Yesterday I finally summed up a little courage and talked to my partner about some of the things that have been getting to me lately, and the reasons for my low moments. It did take some of the positive energy out of our shopping trip but the conversation just went there really.
Some of the conversation was around my social anxiety and the fact that ive had a lot of things ive had to go to has meant ive been feeling down because of this. I explained the reasons, thought processes and so on to her because I can look at it objectively and often see how ludicrous these thoughts are, but I cant help them.
A large part of the conversaion though was about my Trans* side, things that ive been meaning to bring up for quite some time but just couldnt bring up the courage or find the right time to do so. I didnt get to cover everything I would have like but I managed to air a few things. Part of the conversation went onto what would happen if I came out to friends/work/etc, I cant remember if we were on about on purpose or if someone just found out, but that doesnt really matter. Basically, she said that if it did happen it would probably "be a deal breaker" for her, she doesnt think she could cope with the social implications of people knowing about this side of me.
This isnt something weve discussed openly since I came out to her, and while I initially was quite happy for this to remain a secret and I could probably quite happily keep this a secret, I suppose over the past few months or so I have been daydreaming about the day I would come out to people so I dont have to lead this double life anymore. I suppose the ideas of trying to ground my female side in my male side (not using boobs, not changing my name, etc) are steps towards making my Trans* side something that can be a little more socially acceptable to the people in Bobs life and my partners statement has effectively made this a moot point.
Another thing I have to consider is what if someone found out accidentally and then spread the word through the grapevine?

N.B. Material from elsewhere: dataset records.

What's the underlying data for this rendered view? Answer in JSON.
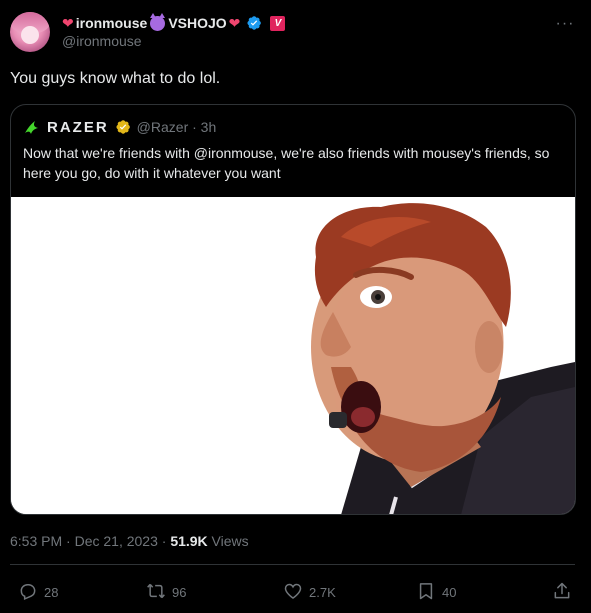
{
  "author": {
    "display_name_text": "ironmouse",
    "display_name_suffix": "VSHOJO",
    "handle": "@ironmouse",
    "affiliate_badge_letter": "V"
  },
  "tweet": {
    "text": "You guys know what to do lol."
  },
  "quoted_tweet": {
    "author_name": "RAZER",
    "handle_time": "@Razer · 3h",
    "text": "Now that we're friends with @ironmouse, we're also friends with mousey's friends, so here you go, do with it whatever you want"
  },
  "meta": {
    "timestamp": "6:53 PM · Dec 21, 2023 · ",
    "views_count": "51.9K",
    "views_label": " Views"
  },
  "actions": {
    "replies": "28",
    "reposts": "96",
    "likes": "2.7K",
    "bookmarks": "40"
  },
  "colors": {
    "background": "#000000",
    "text_primary": "#e7e9ea",
    "text_secondary": "#71767b",
    "verified_blue": "#1d9bf0",
    "verified_gold": "#e2b719",
    "border": "#2f3336"
  }
}
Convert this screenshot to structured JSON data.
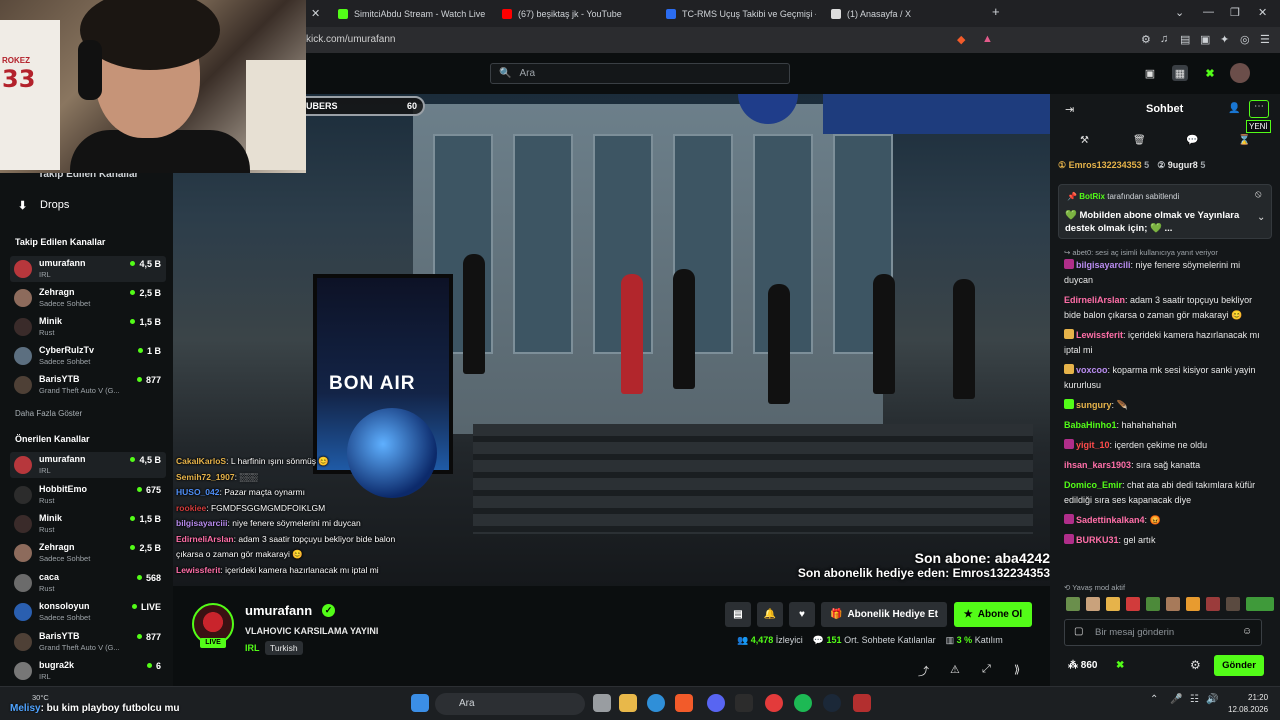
{
  "browser": {
    "tabs": [
      {
        "title": "SimitciAbdu Stream - Watch Live on K",
        "color": "#53fc18"
      },
      {
        "title": "(67) beşiktaş jk - YouTube",
        "color": "#ff0000"
      },
      {
        "title": "TC-RMS Uçuş Takibi ve Geçmişi - Fligh",
        "color": "#2b6cf0"
      },
      {
        "title": "(1) Anasayfa / X",
        "color": "#ffffff"
      }
    ],
    "new_tab": "+",
    "url": "kick.com/umurafann"
  },
  "header": {
    "search_placeholder": "Ara",
    "search_icon": "🔍"
  },
  "sidebar": {
    "prev_item": "Takip Edilen Kanallar",
    "drops_label": "Drops",
    "followed_heading": "Takip Edilen Kanallar",
    "followed": [
      {
        "name": "umurafann",
        "category": "IRL",
        "viewers": "4,5 B",
        "avatar": "#b7373c"
      },
      {
        "name": "Zehragn",
        "category": "Sadece Sohbet",
        "viewers": "2,5 B",
        "avatar": "#8d6b5c"
      },
      {
        "name": "Minik",
        "category": "Rust",
        "viewers": "1,5 B",
        "avatar": "#3a2b2a"
      },
      {
        "name": "CyberRulzTv",
        "category": "Sadece Sohbet",
        "viewers": "1 B",
        "avatar": "#5c6f80"
      },
      {
        "name": "BarisYTB",
        "category": "Grand Theft Auto V (G...",
        "viewers": "877",
        "avatar": "#4e4036"
      }
    ],
    "show_more": "Daha Fazla Göster",
    "recommended_heading": "Önerilen Kanallar",
    "recommended": [
      {
        "name": "umurafann",
        "category": "IRL",
        "viewers": "4,5 B",
        "avatar": "#b7373c"
      },
      {
        "name": "HobbitEmo",
        "category": "Rust",
        "viewers": "675",
        "avatar": "#2c2c2c"
      },
      {
        "name": "Minik",
        "category": "Rust",
        "viewers": "1,5 B",
        "avatar": "#3a2b2a"
      },
      {
        "name": "Zehragn",
        "category": "Sadece Sohbet",
        "viewers": "2,5 B",
        "avatar": "#8d6b5c"
      },
      {
        "name": "caca",
        "category": "Rust",
        "viewers": "568",
        "avatar": "#6b6b6b"
      },
      {
        "name": "konsoloyun",
        "category": "Sadece Sohbet",
        "viewers": "LIVE",
        "avatar": "#2a5fb0"
      },
      {
        "name": "BarisYTB",
        "category": "Grand Theft Auto V (G...",
        "viewers": "877",
        "avatar": "#4e4036"
      },
      {
        "name": "bugra2k",
        "category": "IRL",
        "viewers": "6",
        "avatar": "#777777"
      }
    ]
  },
  "webcam": {
    "jersey_name": "ROKEZ",
    "jersey_number": "33"
  },
  "video": {
    "subs_goal_label": "UBERS",
    "subs_goal_value": "60",
    "poster_text": "BON AIR",
    "overlay_chat": [
      {
        "user": "CakalKarloS",
        "color": "#e6b34a",
        "text": ": L harfinin ışını sönmüş 😊"
      },
      {
        "user": "Semih72_1907",
        "color": "#e6b34a",
        "text": ": ░░░"
      },
      {
        "user": "HUSO_042",
        "color": "#4f8ff7",
        "text": ": Pazar maçta oynarmı"
      },
      {
        "user": "rookiee",
        "color": "#d13b3b",
        "text": ": FGMDFSGGMGMDFOIKLGM"
      },
      {
        "user": "bilgisayarciii",
        "color": "#b98cf0",
        "text": ": niye fenere söymelerini mi duycan"
      },
      {
        "user": "EdirneliArslan",
        "color": "#ff6fa8",
        "text": ": adam 3 saatir topçuyu bekliyor bide balon"
      },
      {
        "user": "",
        "color": "#ffffff",
        "text": "çıkarsa o zaman gör makarayi 😊"
      },
      {
        "user": "Lewissferit",
        "color": "#ff6fa8",
        "text": ": içerideki kamera hazırlanacak mı iptal mi"
      }
    ],
    "sub_notice_1": "Son abone: aba4242",
    "sub_notice_2": "Son abonelik hediye eden: Emros132234353"
  },
  "stream": {
    "live_badge": "LIVE",
    "streamer": "umurafann",
    "title": "VLAHOVIC KARSILAMA YAYINI",
    "category": "IRL",
    "language": "Turkish",
    "gift_button": "Abonelik Hediye Et",
    "sub_button": "Abone Ol",
    "viewers": "4,478",
    "viewers_label": "İzleyici",
    "chatters": "151",
    "chatters_label": "Ort. Sohbete Katılanlar",
    "participation": "3 %",
    "participation_label": "Katılım"
  },
  "chat": {
    "title": "Sohbet",
    "new_label": "YENİ",
    "gifters": [
      {
        "name": "Emros132234353",
        "count": "5",
        "color": "#e6b34a"
      },
      {
        "name": "9ugur8",
        "count": "5",
        "color": "#e8e8e8"
      }
    ],
    "pinned_by": "BotRix",
    "pinned_by_suffix": "tarafından sabitlendi",
    "pinned_text": "💚 Mobilden abone olmak ve Yayınlara destek olmak için; 💚 ...",
    "messages": [
      {
        "reply": "↪ abet0: sesi aç isimli kullanıcıya yanıt veriyor",
        "user": "bilgisayarcili",
        "color": "#b98cf0",
        "badge": "#b02e8a",
        "text": ": niye fenere söymelerini mi duycan"
      },
      {
        "reply": "",
        "user": "EdirneliArslan",
        "color": "#ff6fa8",
        "badge": "",
        "text": ": adam 3 saatir topçuyu bekliyor bide balon çıkarsa o zaman gör makarayi 😊"
      },
      {
        "reply": "",
        "user": "Lewissferit",
        "color": "#ff6fa8",
        "badge": "#e6b34a",
        "text": ": içerideki kamera hazırlanacak mı iptal mi"
      },
      {
        "reply": "",
        "user": "voxcoo",
        "color": "#b98cf0",
        "badge": "#e6b34a",
        "text": ": koparma mk sesi kisiyor sanki yayin kururlusu"
      },
      {
        "reply": "",
        "user": "sungury",
        "color": "#e6b34a",
        "badge": "#53fc18",
        "text": ": 🪶"
      },
      {
        "reply": "",
        "user": "BabaHinho1",
        "color": "#53fc18",
        "badge": "",
        "text": ": hahahahahah"
      },
      {
        "reply": "",
        "user": "yigit_10",
        "color": "#ff4b4b",
        "badge": "#b02e8a",
        "text": ": içerden çekime ne oldu"
      },
      {
        "reply": "",
        "user": "ihsan_kars1903",
        "color": "#ff6fa8",
        "badge": "",
        "text": ": sıra sağ kanatta"
      },
      {
        "reply": "",
        "user": "Domico_Emir",
        "color": "#53fc18",
        "badge": "",
        "text": ": chat ata abi dedi takımlara küfür edildiği sıra ses kapanacak diye"
      },
      {
        "reply": "",
        "user": "Sadettinkalkan4",
        "color": "#ff6fa8",
        "badge": "#b02e8a",
        "text": ": 😡"
      },
      {
        "reply": "",
        "user": "BURKU31",
        "color": "#ff6fa8",
        "badge": "#b02e8a",
        "text": ": gel artık"
      }
    ],
    "slow_mode": "⟲ Yavaş mod aktif",
    "input_placeholder": "Bir mesaj gönderin",
    "points": "860",
    "send_button": "Gönder"
  },
  "taskbar": {
    "weather": "30°C",
    "search_placeholder": "Ara",
    "overlay_user": "Melisy",
    "overlay_text": ": bu kim playboy futbolcu mu",
    "time": "21:20",
    "date": "12.08.2026"
  }
}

Our relationship could end through things that are outside of my control. Am I going to have to stop taking risks and only dress up at home? Will I have to remove all traces of myself from the internet? Obviously this paragraph is a bit of an overreaction and I wont be doing these things as this will be going against the progress I have made over the past few years, however, I realise I may have to be a bit more conscious of the risk I am taking. I myself am not bothered if I am found out, however it is not my well being I am concerned with.

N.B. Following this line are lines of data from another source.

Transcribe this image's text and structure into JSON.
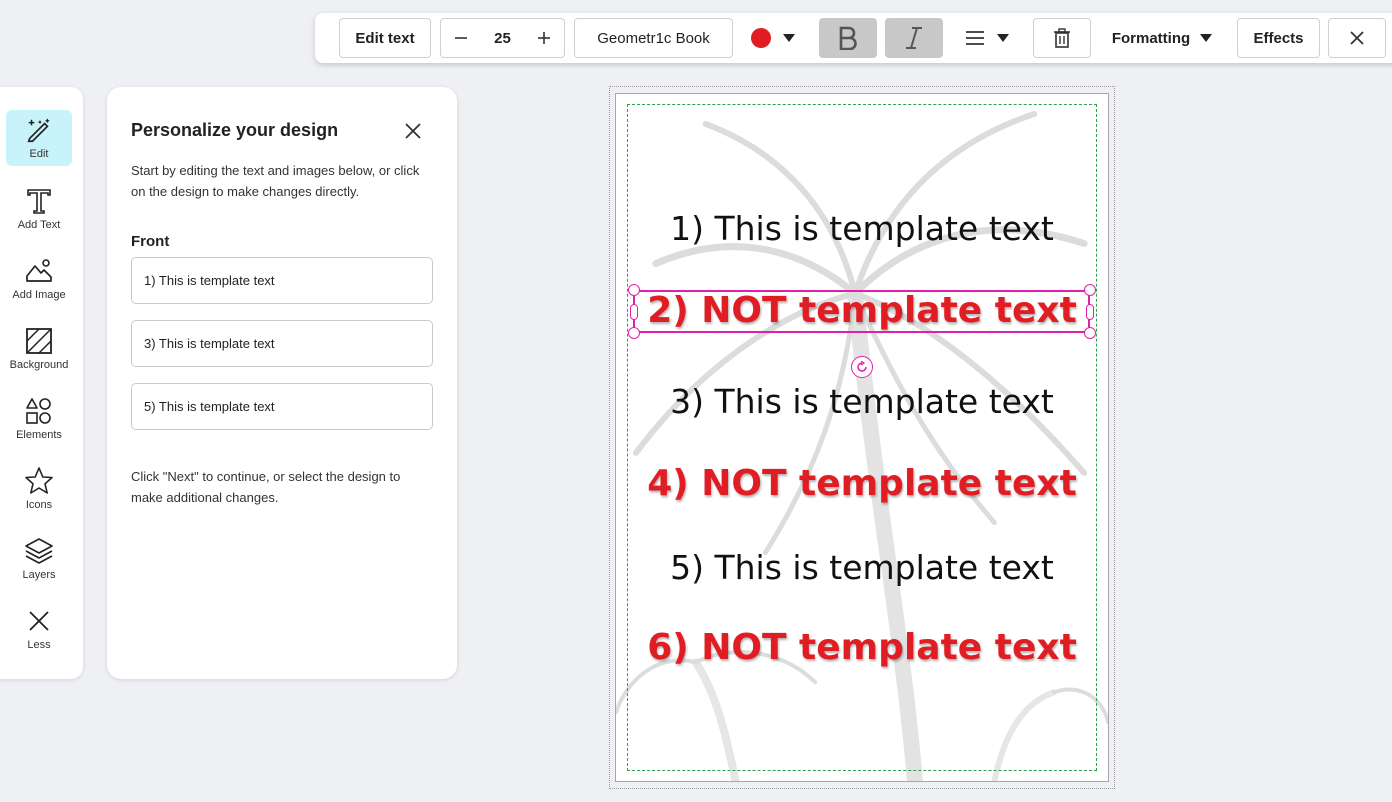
{
  "toolbar": {
    "edit_text": "Edit text",
    "font_size": "25",
    "font_name": "Geometr1c Book",
    "text_color": "#e11d24",
    "formatting": "Formatting",
    "effects": "Effects"
  },
  "rail": {
    "items": [
      {
        "label": "Edit",
        "icon": "magic-pencil-icon",
        "active": true
      },
      {
        "label": "Add Text",
        "icon": "text-t-icon"
      },
      {
        "label": "Add Image",
        "icon": "image-mountain-icon"
      },
      {
        "label": "Background",
        "icon": "background-hatch-icon"
      },
      {
        "label": "Elements",
        "icon": "shapes-icon"
      },
      {
        "label": "Icons",
        "icon": "star-icon"
      },
      {
        "label": "Layers",
        "icon": "layers-icon"
      },
      {
        "label": "Less",
        "icon": "close-icon"
      }
    ]
  },
  "panel": {
    "title": "Personalize your design",
    "description": "Start by editing the text and images below, or click on the design to make changes directly.",
    "section": "Front",
    "fields": [
      "1) This is template text",
      "3) This is template text",
      "5) This is template text"
    ],
    "footer": "Click \"Next\" to continue, or select the design to make additional changes."
  },
  "canvas": {
    "lines": [
      "1) This is template text",
      "2) NOT template text",
      "3) This is template text",
      "4) NOT template text",
      "5) This is template text",
      "6) NOT template text"
    ],
    "colors": {
      "black_text": "#111111",
      "red_text": "#e11d24",
      "selection": "#e020a8",
      "safe_zone": "#2e9f4d"
    }
  }
}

Now for me, not coming out to our friends/family is not a deal breaker and because it is important to her I will happily carry this on, at the same time I cant help but be a little saddened that there will be no end to this secret life. When I met with my partners best friend last year, a week after coming out to my partner so I could help her understand this side of me I was actually quite proud of who I was, and I loved showing her the photos of me from the dressing service I went to a few weeks before. I loved the compliments (obviously), but I also loved the fact that I could show her who I really was and know that I didnt have to hide it anymore. I wont get to do that with anyone else in my life now. There will be big moments in my Trans* life in the years to come and I wont get to share them with some of the closest people in my life. I suppose this is a curse the majority of us in this community have to live with.